After a bout with cancer and enduring a divorce, Coralie Greenhow turned to what makes her happy in order to earn a living: sewing.
She took whatever money she had and opened Coralie’s in Yakima, a small alterations shop specializing in blouses, dresses, shirts, slacks and jackets.
“I took every cent I got from my divorce and figured if my business didn’t take off in four or five months, then I’d have to close and figure out something else to do,” the 72-year-old said. “And that was a risk because I was over 50.”
More than two decades have passed, and she’s still stitching.
Housed in a small building with large windows overlooking West Chestnut Avenue, her shop is filled with garments either needing alterations or ready for pickup.
One recent afternoon, several dresses were hanging from a rack by the counter, ready for customers. At the center of the shop stands a circular rack similar to those found in clothing stores crowded with clothes needing work. A few smaller racks are filled with more clothing, and yards of folded fabric are stacked under one counter. Several sewing machines specializing in certain stitches fill the front of the shop behind the counter.
Business has held steady over the years.
“Life is good,” Greenhow said from behind a sewing machine. “I am one who thanks the good Lord every day and never forgets that I could have been hungry one day.”
But there is a little more personality to her shop than just sewing. Old dolls, depicting the turn of the century to more modern ones, fill shelves nearly around the shop. There’s a large plastic Barbie RV that was part of a doll set from the late 1970s. At the rear of the shop is another shelf filled with old cassette tapes and vinyl records, including one of songs by Marilyn Monroe.
“A lot of what’s in here are collectibles,” she said. “People call wanting to know if they can bring in their daughters to look at the dolls.”
There is no reason for the collectibles — it’s just stuff she has either acquired or people have brought in over the years. “I hold on to what I can,” she said.
Below one long shelf of dolls hang countless ornaments. “Ninety percent of those were given to me by customers,” she said.

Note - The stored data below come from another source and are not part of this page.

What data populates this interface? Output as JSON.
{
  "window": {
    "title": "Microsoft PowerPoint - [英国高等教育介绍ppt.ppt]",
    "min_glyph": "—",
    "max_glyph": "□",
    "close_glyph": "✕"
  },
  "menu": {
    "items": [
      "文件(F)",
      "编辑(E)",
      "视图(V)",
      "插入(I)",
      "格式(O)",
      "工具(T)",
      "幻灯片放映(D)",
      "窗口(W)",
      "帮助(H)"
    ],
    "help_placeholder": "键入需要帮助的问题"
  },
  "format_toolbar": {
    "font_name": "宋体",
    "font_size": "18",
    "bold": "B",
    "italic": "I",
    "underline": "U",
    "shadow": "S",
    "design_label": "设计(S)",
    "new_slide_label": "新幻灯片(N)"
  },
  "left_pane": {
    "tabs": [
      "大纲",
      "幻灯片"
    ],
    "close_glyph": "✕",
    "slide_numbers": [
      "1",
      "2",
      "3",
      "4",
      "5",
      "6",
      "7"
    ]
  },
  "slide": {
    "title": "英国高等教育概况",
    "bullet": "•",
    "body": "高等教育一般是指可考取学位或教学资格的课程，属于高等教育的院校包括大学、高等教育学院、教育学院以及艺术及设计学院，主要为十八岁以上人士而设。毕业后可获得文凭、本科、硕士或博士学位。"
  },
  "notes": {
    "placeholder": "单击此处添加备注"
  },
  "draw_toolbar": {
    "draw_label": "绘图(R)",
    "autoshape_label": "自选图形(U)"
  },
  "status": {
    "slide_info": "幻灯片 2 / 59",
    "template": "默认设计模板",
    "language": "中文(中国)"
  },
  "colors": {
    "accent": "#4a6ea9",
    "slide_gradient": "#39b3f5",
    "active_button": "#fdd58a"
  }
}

From a humble beginning she acquired a strong clientele.
She was diagnosed with cervical cancer in the mid 1980s, and doctors were not sure if treatment would be successful. After undergoing various cancer treatments over an 11-year period, she said she hasn’t had any recent problems.
Facing a terminal illness made time more valuable, so Greenhow quit her job as a fleet manager for the state of Alaska’s transportation department and turned to sewing, something that girls of her time routinely learned at home.
“When something like that happens, everything changes,” she said. “When you have a terminal illness, a life-changing thing, it changes your perception.”
A short time later, her then-husband was hired as an engineer for the Wapato Irrigation Project and they moved to Toppenish, where she worked sewing out of their garage. She often did work for Kraff’s Clothing store in downtown Toppenish.
About five years later, she and her husband divorced, and that’s when she decided to move to Yakima and began relying solely on her business.
She began by renting space from the now-defunct Corday’s women’s clothing store at the corner of Yakima Avenue and Front Street. The store needed to have a dress fitted for former KAPP TV news anchor Dana Cowley, and called Coralie. That led her to work for the store on consignment, and she rented a space on the third floor of the building.
A few years later, she moved to a spot inside the old opera house on Front Street. Nearly two years later, she moved again to a spot on Track 29, where she stayed for 15 years. But poor upkeep of the building led her to move nearly three years ago to her current location on Chestnut Avenue.
Over the years, she’s served a broad clientele, from service men and police officers to women and teenage girls. She alters dresses for weddings, work uniforms for almost every occupation and sometimes even sews drapes and bedspreads.
Certificates of appreciation from the Marine Corps, Air Force Recruiting Service, the Yakima Training Center and the American Legion dot her counter. In a nearby photo album are pictures with thank-you notes attached from several local beauty pageant winners, including 2007 Miss America Teen Sadie Porter and 1997 Mrs. Washington Globe Carol Milliron.
“They’ve all been my customers, which is pretty exciting,” Coralie said as she flipped through the album.
Business is never boring, she said.
“It’s fun, it’s interesting and everything changes,” she said. “The styles change, people change. I watch kids grow up, and I think that’s pretty neat.”
A picture hangs on a wall near the counter of a woman appearing to surf on an ironing board. Below the woman is a slogan that reads, “Live your life and forget your age.”
Coralie’s work is her life. During the week, she sews with her three other employees and helps customers. On Wednesdays, the shop is closed to the public so they can catch up on work. And on Sundays, she mops and cleans the place.
“I will be working until the day they throw the first shovel of dirt over me,” she said with a laugh. “My customers tell me I better not think of retiring or dying.”